The launch of the whole-of-government digital ID recovery service, developed by not-for-profit identity and cyber support service IDCARE, marks the NSW Government’s first tangible step to meeting a core commitment from its 2018 Cyber Security Strategy – namely, to support customers whose identities have been compromised as a result of a cyber breach.  
 
The partnership deal will provide all NSW Government departments, agencies and customers with direct access to IDCARE’s data recovery and support service. 
 
IDCARE bills itself “a human-centred” assistance service, connecting members of the public affected by digital breach incidents to its own specialist identity and cybersecurity counsellors and analysts. 
 
The service is equipped to support customers impacted by a number of identity and cybersecurity incidents, including identity theft, hacking, phishing, telephone scams, romance scams, investment scams, data breaches, ransomware, and lost or stolen credentials. 
 
In addition to its post-breach activity, IDCARE says it can also assist individuals and organisations to boost cyber resilience, offering guidance to address deficiencies and vulnerabilities in cybersecurity postures. 
 
As part of an initial funding arrangement for IDCARE, NSW Government departments and agencies will be limited to 500 individual referrals to its service, “to be used as required”. It is not known whether an option to extend this limit has been negotiated.  
 
NSW Chief Cyber Security Officer Tony Chapman said that the arrangement would provide “a very practical and meaningful way the NSW Government can support customers impacted by scams, identity crimes and cybercrimes.” 
 
IDCARE managing director, David Lacey, praised the Government’s ready embrace of the recovery program. 
 
“The NSW Government has shown great leadership in responding to the needs of those impacted.
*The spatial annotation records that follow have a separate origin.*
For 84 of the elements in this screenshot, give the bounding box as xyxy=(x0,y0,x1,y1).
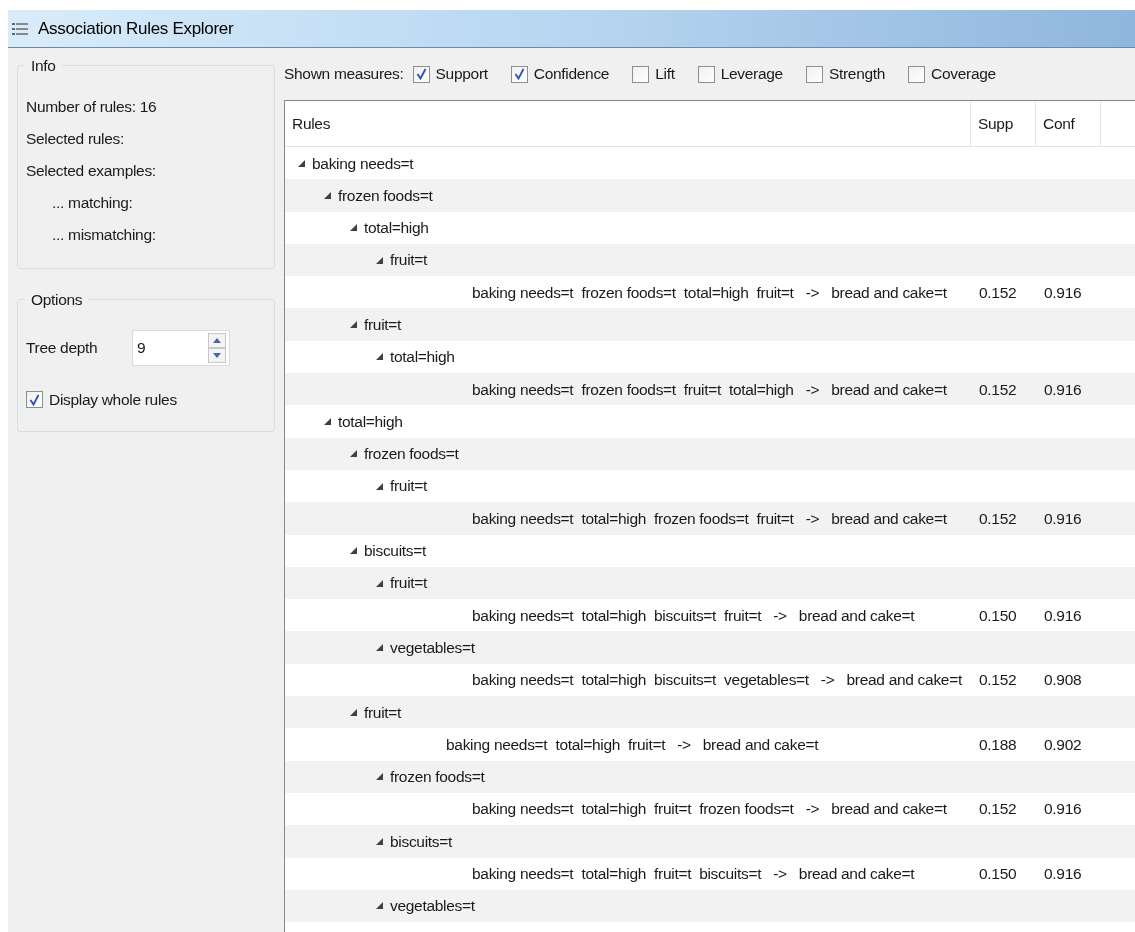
expanded-arrow-icon[interactable] xyxy=(375,481,384,491)
measure-checkbox[interactable] xyxy=(697,65,715,83)
support-value: 0.152 xyxy=(979,800,1017,818)
measures-label: Shown measures: xyxy=(284,64,404,85)
support-value: 0.152 xyxy=(979,380,1017,398)
column-header[interactable]: Conf xyxy=(1036,101,1101,146)
expanded-arrow-icon[interactable] xyxy=(375,836,384,846)
tree-node-label[interactable]: total=high xyxy=(390,345,455,369)
checkbox-label: Display whole rules xyxy=(49,390,177,410)
expanded-arrow-icon[interactable] xyxy=(349,320,358,330)
expanded-arrow-icon[interactable] xyxy=(297,158,306,168)
confidence-value: 0.902 xyxy=(1044,735,1082,753)
support-value: 0.150 xyxy=(979,865,1017,883)
expanded-arrow-icon[interactable] xyxy=(375,578,384,588)
tree-node-label[interactable]: total=high xyxy=(338,409,403,434)
tree-depth-spinner[interactable]: 9 xyxy=(132,330,230,366)
rule-text[interactable]: baking needs=t frozen foods=t total=high fruit=t -> bread and cake=t xyxy=(472,283,947,301)
tree-depth-label: Tree depth xyxy=(26,338,99,359)
expanded-arrow-icon[interactable] xyxy=(375,352,384,362)
column-header[interactable]: Rules xyxy=(285,101,971,146)
info-label: ... mismatching: xyxy=(51,225,157,245)
tree-node-label[interactable]: frozen foods=t xyxy=(390,765,485,789)
measure-label: Confidence xyxy=(533,64,610,85)
support-value: 0.152 xyxy=(979,509,1017,527)
expanded-arrow-icon[interactable] xyxy=(349,546,358,556)
rule-text[interactable]: baking needs=t total=high biscuits=t fruit=t -> bread and cake=t xyxy=(472,606,915,624)
tree-node-label[interactable]: total=high xyxy=(364,216,429,240)
tree-node-label[interactable]: frozen foods=t xyxy=(338,183,433,208)
measure-label: Leverage xyxy=(720,64,783,85)
expanded-arrow-icon[interactable] xyxy=(375,643,384,653)
tree-node-label[interactable]: fruit=t xyxy=(364,700,402,724)
tree-node-label[interactable]: biscuits=t xyxy=(364,539,427,563)
info-label: Selected rules: xyxy=(26,129,126,149)
rule-text[interactable]: baking needs=t total=high fruit=t frozen foods=t -> bread and cake=t xyxy=(472,800,947,818)
measure-checkbox[interactable] xyxy=(805,65,823,83)
support-value: 0.152 xyxy=(979,283,1017,301)
tree-node-label[interactable]: frozen foods=t xyxy=(364,442,459,466)
expanded-arrow-icon[interactable] xyxy=(349,223,358,233)
tree-node-label[interactable]: fruit=t xyxy=(390,571,428,595)
rule-text[interactable]: baking needs=t frozen foods=t fruit=t total=high -> bread and cake=t xyxy=(472,380,947,398)
confidence-value: 0.916 xyxy=(1044,283,1082,301)
rule-text[interactable]: baking needs=t total=high fruit=t -> bread and cake=t xyxy=(446,735,819,753)
confidence-value: 0.916 xyxy=(1044,509,1082,527)
measure-label: Support xyxy=(435,64,488,85)
measure-checkbox[interactable] xyxy=(632,65,650,83)
support-value: 0.150 xyxy=(979,606,1017,624)
confidence-value: 0.916 xyxy=(1044,800,1082,818)
rule-text[interactable]: baking needs=t total=high frozen foods=t fruit=t -> bread and cake=t xyxy=(472,509,947,527)
tree-node-label[interactable]: baking needs=t xyxy=(312,151,414,175)
column-header[interactable]: Supp xyxy=(971,101,1036,146)
confidence-value: 0.916 xyxy=(1044,606,1082,624)
expanded-arrow-icon[interactable] xyxy=(375,901,384,911)
confidence-value: 0.908 xyxy=(1044,671,1082,689)
tree-node-label[interactable]: biscuits=t xyxy=(390,829,453,853)
tree-node-label[interactable]: fruit=t xyxy=(364,313,402,337)
rule-text[interactable]: baking needs=t total=high biscuits=t vegetables=t -> bread and cake=t xyxy=(472,671,962,689)
app-icon xyxy=(12,21,30,36)
measure-checkbox[interactable] xyxy=(510,65,528,83)
expanded-arrow-icon[interactable] xyxy=(323,417,332,426)
info-label: ... matching: xyxy=(51,193,134,213)
tree-node-label[interactable]: vegetables=t xyxy=(390,894,475,918)
measure-checkbox[interactable] xyxy=(908,65,926,83)
measure-label: Coverage xyxy=(931,64,996,85)
info-label: Number of rules: 16 xyxy=(26,97,158,117)
tree-node-label[interactable]: fruit=t xyxy=(390,248,428,272)
expanded-arrow-icon[interactable] xyxy=(375,772,384,782)
measure-label: Strength xyxy=(828,64,886,85)
window-title: Association Rules Explorer xyxy=(38,17,234,40)
tree-node-label[interactable]: vegetables=t xyxy=(390,635,475,660)
measure-checkbox[interactable] xyxy=(412,65,430,83)
confidence-value: 0.916 xyxy=(1044,380,1082,398)
info-label: Selected examples: xyxy=(26,161,157,181)
expanded-arrow-icon[interactable] xyxy=(323,190,332,200)
rule-text[interactable]: baking needs=t total=high fruit=t biscuits=t -> bread and cake=t xyxy=(472,865,915,883)
spinner-arrows-icon[interactable] xyxy=(208,333,226,363)
expanded-arrow-icon[interactable] xyxy=(349,449,358,459)
checkbox[interactable] xyxy=(26,391,43,409)
tree-node-label[interactable]: fruit=t xyxy=(390,474,428,498)
confidence-value: 0.916 xyxy=(1044,865,1082,883)
support-value: 0.188 xyxy=(979,735,1017,753)
expanded-arrow-icon[interactable] xyxy=(375,255,384,265)
measure-label: Lift xyxy=(655,64,675,85)
expanded-arrow-icon[interactable] xyxy=(349,707,358,717)
support-value: 0.152 xyxy=(979,671,1017,689)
Connecting impacted residents to IDCARE quickly can make a real difference to the harm they experience online, the exposure they have to other crimes, and the timeliness of their response efforts,” Professor Lacey said. 
 
So far this year, the NSW Information and Privacy Commission has received notice of 49 separate breach incident from public sector institutions, provided as part of the state’s Voluntary Data Breach Notification scheme. Nearly four out of five of these breach incidents have directly impacted the state government.